2019年3月15日

富岡西高校(徳島) 初出場

 

 信念を貫き、聖地に旋風を巻き起こす。創部120年目でつかんだ春夏通じて初の甲子園。10年4月から母校を率いる小川浩監督(58)は「きっと舞い上がるでしょう。自分も含めてですが…。本当はドンと構えて行きたいところですけど」と笑った。
 1896年に創立された徳島県南部を代表する進学校。

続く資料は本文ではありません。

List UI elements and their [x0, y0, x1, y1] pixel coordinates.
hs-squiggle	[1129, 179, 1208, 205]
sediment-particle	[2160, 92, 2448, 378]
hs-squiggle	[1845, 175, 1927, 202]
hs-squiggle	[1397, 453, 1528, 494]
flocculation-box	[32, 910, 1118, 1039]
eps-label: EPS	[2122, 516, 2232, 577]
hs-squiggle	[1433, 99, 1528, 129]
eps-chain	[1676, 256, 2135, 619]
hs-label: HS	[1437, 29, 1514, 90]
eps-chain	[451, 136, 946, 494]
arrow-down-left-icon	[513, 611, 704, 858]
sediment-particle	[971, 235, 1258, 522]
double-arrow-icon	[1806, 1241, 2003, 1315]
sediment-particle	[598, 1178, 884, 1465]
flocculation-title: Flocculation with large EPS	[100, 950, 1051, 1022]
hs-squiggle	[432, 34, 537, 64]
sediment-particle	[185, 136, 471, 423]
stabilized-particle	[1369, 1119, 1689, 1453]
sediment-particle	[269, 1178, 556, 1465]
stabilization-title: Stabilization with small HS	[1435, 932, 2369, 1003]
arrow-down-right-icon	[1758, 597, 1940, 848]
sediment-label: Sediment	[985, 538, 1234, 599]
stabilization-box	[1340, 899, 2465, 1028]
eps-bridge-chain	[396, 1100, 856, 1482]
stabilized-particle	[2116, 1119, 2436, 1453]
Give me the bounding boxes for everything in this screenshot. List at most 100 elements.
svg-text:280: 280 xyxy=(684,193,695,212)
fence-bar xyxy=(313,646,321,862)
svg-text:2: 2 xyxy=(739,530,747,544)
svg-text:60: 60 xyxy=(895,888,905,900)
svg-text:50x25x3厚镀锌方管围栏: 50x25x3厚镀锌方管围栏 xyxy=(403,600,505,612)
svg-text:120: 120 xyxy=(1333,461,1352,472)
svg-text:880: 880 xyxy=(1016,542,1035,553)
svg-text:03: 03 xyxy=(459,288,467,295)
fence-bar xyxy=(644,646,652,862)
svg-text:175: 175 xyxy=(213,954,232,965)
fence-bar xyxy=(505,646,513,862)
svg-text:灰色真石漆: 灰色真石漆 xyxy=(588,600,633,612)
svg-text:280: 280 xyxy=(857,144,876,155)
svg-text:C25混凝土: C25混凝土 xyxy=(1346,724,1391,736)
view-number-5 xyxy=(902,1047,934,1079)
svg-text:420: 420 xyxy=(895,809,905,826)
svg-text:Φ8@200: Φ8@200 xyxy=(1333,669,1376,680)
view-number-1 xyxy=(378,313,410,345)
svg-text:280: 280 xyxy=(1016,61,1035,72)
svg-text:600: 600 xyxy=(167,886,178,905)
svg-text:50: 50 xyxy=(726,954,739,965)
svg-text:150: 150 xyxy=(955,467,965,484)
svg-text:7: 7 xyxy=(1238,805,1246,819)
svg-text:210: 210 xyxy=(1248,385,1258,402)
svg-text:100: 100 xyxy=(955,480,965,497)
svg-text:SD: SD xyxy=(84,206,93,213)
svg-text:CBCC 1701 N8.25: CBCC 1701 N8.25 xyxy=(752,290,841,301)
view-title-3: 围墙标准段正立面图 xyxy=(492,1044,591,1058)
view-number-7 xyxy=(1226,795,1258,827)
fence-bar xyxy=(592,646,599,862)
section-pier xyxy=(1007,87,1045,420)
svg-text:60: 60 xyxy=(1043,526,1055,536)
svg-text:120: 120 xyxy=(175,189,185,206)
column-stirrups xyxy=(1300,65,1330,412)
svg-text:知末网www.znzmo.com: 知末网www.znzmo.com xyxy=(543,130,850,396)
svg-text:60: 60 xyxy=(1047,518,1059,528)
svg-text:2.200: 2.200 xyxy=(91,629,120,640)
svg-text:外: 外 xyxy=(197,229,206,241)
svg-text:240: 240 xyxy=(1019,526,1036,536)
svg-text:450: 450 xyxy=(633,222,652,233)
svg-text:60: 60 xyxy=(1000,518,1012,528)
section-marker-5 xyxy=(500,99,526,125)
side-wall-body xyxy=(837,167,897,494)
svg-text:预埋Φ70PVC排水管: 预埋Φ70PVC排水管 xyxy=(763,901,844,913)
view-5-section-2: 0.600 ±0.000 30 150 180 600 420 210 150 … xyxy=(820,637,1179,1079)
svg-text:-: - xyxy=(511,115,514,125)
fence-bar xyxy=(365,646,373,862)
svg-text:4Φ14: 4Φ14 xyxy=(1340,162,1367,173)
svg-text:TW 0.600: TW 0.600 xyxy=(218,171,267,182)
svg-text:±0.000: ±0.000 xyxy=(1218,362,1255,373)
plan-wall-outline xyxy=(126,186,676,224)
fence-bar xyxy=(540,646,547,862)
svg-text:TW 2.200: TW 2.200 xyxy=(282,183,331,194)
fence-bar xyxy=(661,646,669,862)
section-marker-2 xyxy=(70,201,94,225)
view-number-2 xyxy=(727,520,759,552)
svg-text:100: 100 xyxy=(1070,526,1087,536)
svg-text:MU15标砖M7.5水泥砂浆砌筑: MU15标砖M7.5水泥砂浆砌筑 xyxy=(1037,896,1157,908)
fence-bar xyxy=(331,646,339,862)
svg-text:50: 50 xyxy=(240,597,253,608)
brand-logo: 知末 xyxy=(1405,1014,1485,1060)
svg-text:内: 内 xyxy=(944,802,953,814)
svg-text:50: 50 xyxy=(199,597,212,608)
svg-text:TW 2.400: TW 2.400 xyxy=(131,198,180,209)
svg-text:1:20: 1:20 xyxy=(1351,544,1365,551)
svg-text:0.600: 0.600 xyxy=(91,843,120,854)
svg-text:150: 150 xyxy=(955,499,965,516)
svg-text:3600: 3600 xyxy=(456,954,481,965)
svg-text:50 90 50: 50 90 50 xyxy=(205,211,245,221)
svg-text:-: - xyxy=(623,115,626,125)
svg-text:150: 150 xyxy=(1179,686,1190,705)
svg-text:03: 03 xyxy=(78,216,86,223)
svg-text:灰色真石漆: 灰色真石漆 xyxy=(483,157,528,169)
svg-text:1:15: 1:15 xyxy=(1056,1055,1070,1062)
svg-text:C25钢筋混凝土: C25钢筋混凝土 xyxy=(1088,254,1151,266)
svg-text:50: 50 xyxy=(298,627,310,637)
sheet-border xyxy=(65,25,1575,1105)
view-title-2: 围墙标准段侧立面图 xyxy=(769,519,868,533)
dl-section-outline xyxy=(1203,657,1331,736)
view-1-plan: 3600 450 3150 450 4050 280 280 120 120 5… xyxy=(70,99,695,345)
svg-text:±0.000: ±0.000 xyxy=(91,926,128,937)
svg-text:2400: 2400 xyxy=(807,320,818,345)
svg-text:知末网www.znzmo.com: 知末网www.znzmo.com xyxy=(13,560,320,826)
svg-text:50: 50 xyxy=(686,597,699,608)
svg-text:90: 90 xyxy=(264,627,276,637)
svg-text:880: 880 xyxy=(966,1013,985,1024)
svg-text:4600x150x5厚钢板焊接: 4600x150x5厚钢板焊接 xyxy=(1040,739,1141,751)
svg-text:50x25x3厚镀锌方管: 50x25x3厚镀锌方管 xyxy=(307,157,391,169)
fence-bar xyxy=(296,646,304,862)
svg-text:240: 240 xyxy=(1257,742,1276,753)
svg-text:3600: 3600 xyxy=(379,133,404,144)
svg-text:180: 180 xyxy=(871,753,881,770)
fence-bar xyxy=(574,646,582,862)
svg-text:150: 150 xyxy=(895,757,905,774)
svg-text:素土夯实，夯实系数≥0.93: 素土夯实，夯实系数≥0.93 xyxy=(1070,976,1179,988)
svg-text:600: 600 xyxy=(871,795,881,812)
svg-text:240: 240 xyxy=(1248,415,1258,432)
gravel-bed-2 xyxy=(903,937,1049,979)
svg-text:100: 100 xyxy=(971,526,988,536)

練習時間は平日2時間程度でグラウンドは他部と共用。安全面を考慮し打撃練習は他部が練習していない早朝などに限られる。制限ある環境下で、勝つための方法論として行き着いたのが「ノーサイン野球」だ。転機は6年前の高川学園(山口)との練習試合。ノーサイン野球を体現する相手の、予想外のプレーの連続に当時の選手は混乱し、なすすべなく敗れた。
 「強豪校と同じことをしていても勝てない。指示を与えるのではなく、自分たちで考えて動く。ノーサインにするには、普段からのコミュニケーションが大事ですが、それができる子たちですから」
 現在のチームも33人の選手のほとんどが、学校がある阿南市と近隣市町村出身で、同じ中学出身の選手も少なくない。チームワークを最大限に生かすため、選手の主体性を重視する戦略を用いる。
 練習は実戦形式がほとんどで、小川監督は指示を出さない。気付いた点があればプレー中でも集合をかけ、全員で意思疎通を図る。坂本主将は「入学するまではノーサインと知らなかったです。そんな野球ができるのかなと。でも、だんだん分かってくると面白い。自分たち主体でやるのが富西の野球」と胸を張る。最も重視するのは「普段からのコミュニケーション」といい、主将として上級生、下級生の区別なく、全員が意見しやすい環境づくりに腐心している。
 坂本は「一つ勝つことを目標にしていると、一つも勝てない。目標はベスト4です」と力強く言い切った。21世紀枠の最高成績は01年宜野座と09年利府の4強。過去最高の21世紀枠を目指し「ノーサイン」で突き進む。